Olinka d’Antonio Ortuño par Luis Samaniego

Antonio Ortuño, Olinka, traduit de l’espagnol (Mexique) par Margot Nguyen Béraud, Christian Bourgois, 2021 [Olinka, Seix Barral, 2019]

© Christian Bourgois éditeur DR

Aurelio Blanco est en prison depuis quinze ans. Malgré tout ce temps et la relative tranquillité de la section dans laquelle il est incarcéré, il n’a pas prévu de plan pour son retour à la liberté. Quand ce jour arrive, il découvre que la ville de Guadalajara a énormément changé, principalement à cause des millions de provenance douteuse investis dans l’immobilier.

Blanco a accepté d’aller en prison à la place de Carlos Flores, son beau-père. Ce dernier, un important entrepreneur du BTP, est l’objet de diverses enquêtes portant sur le blanchiment d’argent investi dans son projet de lotissement : « Olinka ». 

Le gendre devait purger deux ans de prison en échange d’une somme considérable d’argent. Finalement il passera quinze ans à l’ombre avec l’intention d’exiger des comptes à sa sortie de prison.

Antonio Ortuño (Guadalajara, 1976) dépeint sans concession la bourgeoisie de sa ville natale. Cette classe dominante qui, d’après lui, accapare le pouvoir depuis plusieurs siècles. Aujourd’hui la provenance douteuse de leurs capitaux ne fait que mettre en évidence leur hypocrisie. La violence dans ce roman ne se trouve pas véritablement dans les coups de feu mais dans les répliques acerbes du clan Flores : un langage tantôt recherché et tantôt grossier.

L’auteur prête une attention particulière aux dialogues des différents personnages. La compréhension de leur psychologie est plus facile à saisir dans l’atmosphère qu’il construit progressivement. Nous sentons l’influence de Patricia Highsmith, dont l’écrivain est un grand admirateur.
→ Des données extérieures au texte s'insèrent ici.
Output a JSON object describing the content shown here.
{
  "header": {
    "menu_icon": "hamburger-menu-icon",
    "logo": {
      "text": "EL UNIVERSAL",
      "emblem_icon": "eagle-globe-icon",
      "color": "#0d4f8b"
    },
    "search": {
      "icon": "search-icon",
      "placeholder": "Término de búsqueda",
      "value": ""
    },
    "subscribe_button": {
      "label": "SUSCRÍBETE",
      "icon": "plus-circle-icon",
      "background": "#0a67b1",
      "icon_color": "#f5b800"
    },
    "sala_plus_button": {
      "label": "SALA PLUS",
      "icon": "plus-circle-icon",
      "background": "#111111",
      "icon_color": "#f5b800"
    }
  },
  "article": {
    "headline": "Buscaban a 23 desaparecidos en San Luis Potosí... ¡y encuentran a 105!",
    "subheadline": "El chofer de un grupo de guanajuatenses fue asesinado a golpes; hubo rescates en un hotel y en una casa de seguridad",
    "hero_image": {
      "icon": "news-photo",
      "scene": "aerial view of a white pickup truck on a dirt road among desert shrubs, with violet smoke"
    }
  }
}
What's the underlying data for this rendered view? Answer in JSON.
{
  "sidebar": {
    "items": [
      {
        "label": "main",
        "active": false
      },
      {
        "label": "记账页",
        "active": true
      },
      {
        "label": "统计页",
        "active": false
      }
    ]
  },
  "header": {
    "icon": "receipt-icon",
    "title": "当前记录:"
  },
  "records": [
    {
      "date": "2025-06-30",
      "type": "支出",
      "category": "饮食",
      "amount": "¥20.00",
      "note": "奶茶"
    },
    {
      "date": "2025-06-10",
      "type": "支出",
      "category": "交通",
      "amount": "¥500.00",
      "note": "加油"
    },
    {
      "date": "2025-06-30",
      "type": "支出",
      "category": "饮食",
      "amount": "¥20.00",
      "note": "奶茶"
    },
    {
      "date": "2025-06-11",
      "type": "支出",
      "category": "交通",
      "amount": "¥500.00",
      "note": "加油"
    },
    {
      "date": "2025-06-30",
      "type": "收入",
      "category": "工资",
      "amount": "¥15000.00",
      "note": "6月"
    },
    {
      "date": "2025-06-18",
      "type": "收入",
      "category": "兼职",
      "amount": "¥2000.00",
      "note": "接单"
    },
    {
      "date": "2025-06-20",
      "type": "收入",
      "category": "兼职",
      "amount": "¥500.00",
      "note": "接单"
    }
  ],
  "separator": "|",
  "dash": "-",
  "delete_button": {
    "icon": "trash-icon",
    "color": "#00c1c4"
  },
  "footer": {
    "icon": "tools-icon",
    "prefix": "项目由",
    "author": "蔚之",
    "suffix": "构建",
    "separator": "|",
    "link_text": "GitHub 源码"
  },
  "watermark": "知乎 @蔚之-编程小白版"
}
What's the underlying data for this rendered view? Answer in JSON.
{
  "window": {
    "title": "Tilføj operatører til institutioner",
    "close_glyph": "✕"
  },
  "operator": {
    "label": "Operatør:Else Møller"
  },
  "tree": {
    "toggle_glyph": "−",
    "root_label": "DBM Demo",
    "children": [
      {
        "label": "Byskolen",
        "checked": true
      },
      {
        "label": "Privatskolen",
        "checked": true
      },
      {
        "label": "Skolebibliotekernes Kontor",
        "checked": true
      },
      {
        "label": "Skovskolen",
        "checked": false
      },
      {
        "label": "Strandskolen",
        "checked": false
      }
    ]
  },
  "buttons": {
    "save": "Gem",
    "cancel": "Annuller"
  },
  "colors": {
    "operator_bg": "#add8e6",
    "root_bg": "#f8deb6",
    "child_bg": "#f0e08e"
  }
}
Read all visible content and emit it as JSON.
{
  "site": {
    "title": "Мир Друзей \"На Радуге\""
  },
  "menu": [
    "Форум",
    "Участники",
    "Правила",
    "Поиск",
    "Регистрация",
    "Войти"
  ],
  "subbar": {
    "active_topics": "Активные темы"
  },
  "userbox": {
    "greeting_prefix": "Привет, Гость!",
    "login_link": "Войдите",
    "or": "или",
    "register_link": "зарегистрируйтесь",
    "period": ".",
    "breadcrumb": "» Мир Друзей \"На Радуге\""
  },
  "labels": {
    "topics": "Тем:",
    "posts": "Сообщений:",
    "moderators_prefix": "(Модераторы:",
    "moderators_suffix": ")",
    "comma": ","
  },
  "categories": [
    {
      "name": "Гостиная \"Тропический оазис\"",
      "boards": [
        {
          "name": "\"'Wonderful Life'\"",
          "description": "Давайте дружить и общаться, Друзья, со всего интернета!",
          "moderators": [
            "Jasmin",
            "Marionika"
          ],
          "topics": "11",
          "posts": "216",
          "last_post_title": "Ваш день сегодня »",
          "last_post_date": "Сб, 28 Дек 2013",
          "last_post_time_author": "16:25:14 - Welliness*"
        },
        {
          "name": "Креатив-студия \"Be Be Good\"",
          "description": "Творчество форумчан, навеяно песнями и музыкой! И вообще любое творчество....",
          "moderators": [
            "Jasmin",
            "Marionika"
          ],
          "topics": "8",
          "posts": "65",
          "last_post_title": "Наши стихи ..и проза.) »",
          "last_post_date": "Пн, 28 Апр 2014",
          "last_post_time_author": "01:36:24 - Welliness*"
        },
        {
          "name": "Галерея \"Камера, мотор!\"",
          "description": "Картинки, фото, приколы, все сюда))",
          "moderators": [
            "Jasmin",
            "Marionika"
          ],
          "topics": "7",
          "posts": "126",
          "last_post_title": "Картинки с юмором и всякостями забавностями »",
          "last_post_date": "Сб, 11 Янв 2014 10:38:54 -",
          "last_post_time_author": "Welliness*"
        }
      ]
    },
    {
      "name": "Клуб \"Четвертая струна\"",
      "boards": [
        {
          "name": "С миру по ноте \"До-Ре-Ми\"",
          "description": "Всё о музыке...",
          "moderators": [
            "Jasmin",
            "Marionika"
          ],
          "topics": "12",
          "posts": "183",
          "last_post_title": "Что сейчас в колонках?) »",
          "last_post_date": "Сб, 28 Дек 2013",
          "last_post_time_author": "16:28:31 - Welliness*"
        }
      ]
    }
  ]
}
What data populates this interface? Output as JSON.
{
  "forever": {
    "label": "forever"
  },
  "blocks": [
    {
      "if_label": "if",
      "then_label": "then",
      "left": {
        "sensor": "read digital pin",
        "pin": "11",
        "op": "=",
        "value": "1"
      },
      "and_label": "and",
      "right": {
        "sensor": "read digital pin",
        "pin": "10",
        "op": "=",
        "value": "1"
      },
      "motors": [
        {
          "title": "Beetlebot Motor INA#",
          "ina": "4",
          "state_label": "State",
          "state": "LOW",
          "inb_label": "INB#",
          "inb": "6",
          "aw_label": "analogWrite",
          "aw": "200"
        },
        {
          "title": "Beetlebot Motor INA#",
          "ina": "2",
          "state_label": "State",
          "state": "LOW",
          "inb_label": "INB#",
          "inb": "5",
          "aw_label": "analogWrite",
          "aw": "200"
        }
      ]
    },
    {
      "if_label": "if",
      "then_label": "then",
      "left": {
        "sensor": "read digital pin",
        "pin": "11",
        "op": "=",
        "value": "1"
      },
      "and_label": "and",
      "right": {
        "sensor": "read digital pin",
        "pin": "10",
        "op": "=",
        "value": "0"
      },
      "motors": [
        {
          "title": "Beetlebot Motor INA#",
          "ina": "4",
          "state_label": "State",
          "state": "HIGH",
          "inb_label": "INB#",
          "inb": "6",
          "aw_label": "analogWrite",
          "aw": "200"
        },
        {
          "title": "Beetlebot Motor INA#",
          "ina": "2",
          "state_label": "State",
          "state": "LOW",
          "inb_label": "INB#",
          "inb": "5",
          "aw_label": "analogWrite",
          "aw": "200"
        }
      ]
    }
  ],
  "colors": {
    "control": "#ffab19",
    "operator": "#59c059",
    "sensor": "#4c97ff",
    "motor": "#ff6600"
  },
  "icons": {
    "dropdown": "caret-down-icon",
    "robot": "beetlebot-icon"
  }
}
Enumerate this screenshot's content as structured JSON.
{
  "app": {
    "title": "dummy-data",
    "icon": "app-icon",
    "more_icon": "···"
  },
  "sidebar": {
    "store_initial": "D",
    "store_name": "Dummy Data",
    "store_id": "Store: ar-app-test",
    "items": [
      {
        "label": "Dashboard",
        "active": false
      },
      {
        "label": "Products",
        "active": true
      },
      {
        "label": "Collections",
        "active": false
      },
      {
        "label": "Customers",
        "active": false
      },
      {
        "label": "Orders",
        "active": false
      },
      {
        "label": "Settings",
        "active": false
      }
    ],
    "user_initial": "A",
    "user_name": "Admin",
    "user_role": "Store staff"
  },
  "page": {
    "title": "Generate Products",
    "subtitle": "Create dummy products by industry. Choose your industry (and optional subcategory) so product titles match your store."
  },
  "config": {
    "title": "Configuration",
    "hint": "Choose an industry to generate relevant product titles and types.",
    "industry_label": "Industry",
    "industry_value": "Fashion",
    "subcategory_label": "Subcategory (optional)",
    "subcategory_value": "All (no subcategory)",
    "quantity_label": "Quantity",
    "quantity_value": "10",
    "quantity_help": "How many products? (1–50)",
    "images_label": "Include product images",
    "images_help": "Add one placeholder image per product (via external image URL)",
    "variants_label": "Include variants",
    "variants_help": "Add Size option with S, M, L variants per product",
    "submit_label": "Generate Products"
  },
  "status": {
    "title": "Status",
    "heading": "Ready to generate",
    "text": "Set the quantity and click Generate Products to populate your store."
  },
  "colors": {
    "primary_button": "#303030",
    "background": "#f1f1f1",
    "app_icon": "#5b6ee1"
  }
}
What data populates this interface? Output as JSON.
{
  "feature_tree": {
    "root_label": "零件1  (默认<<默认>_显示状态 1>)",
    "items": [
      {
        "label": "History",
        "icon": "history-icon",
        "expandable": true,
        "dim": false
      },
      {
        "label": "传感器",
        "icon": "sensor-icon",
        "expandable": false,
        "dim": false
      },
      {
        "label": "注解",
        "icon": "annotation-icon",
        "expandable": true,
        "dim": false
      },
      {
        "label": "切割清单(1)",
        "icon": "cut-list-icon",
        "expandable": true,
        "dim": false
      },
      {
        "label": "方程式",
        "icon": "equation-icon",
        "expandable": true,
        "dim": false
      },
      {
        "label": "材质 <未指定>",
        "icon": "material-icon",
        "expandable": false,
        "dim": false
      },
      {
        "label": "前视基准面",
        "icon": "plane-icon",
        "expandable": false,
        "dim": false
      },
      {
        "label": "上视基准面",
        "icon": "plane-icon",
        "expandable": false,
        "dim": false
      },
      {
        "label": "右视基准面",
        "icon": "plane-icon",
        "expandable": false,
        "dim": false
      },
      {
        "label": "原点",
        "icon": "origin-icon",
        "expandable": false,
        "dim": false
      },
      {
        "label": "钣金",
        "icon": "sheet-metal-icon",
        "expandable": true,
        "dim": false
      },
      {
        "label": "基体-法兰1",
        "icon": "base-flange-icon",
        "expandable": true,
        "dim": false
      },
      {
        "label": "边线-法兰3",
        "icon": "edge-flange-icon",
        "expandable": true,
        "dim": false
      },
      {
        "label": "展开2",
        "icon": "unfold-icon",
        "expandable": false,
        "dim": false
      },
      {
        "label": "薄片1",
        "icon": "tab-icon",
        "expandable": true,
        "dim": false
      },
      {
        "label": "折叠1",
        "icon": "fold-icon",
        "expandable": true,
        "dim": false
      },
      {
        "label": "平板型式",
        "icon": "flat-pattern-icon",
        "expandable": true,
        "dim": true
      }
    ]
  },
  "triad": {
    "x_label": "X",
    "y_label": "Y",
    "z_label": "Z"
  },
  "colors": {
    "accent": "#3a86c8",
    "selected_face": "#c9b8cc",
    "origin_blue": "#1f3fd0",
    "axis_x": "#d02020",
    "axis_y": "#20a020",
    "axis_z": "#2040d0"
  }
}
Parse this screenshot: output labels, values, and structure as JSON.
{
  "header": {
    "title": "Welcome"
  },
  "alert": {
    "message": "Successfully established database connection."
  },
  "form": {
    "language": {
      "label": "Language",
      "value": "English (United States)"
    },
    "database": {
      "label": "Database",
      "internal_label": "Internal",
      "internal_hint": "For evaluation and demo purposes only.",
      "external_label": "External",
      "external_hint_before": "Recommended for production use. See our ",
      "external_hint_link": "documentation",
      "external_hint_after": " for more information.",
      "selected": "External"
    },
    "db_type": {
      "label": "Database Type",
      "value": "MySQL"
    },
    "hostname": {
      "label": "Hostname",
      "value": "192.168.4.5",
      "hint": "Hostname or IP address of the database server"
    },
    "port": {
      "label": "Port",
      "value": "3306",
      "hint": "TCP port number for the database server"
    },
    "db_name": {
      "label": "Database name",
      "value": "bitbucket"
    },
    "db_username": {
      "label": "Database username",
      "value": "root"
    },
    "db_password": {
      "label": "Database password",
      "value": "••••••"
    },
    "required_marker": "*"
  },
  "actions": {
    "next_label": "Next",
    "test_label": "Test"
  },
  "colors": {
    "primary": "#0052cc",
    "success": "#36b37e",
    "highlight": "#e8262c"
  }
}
Malgré les inégalités dans la population, les autres classes sociales ne sont pas plus honnêtes que ces bourgeois corrompus car elles s’arrogent par tous les moyens, chacune dans sa sphère, une parcelle de pouvoir : un commandant de police se montre un peu trop arrangeant, la famille Blanco apparaît indifférente au sort d’Aurelio et ce dernier espère gravir quelques échelons dans la société en se révélant terriblement servile.

Depuis ses débuts, Antonio Ortuño est considéré comme un auteur mexicain prometteur. Donc, nous sommes entre de bonnes mains. Laissons-nous surprendre par les péripéties de l’histoire de cette famille si singulière.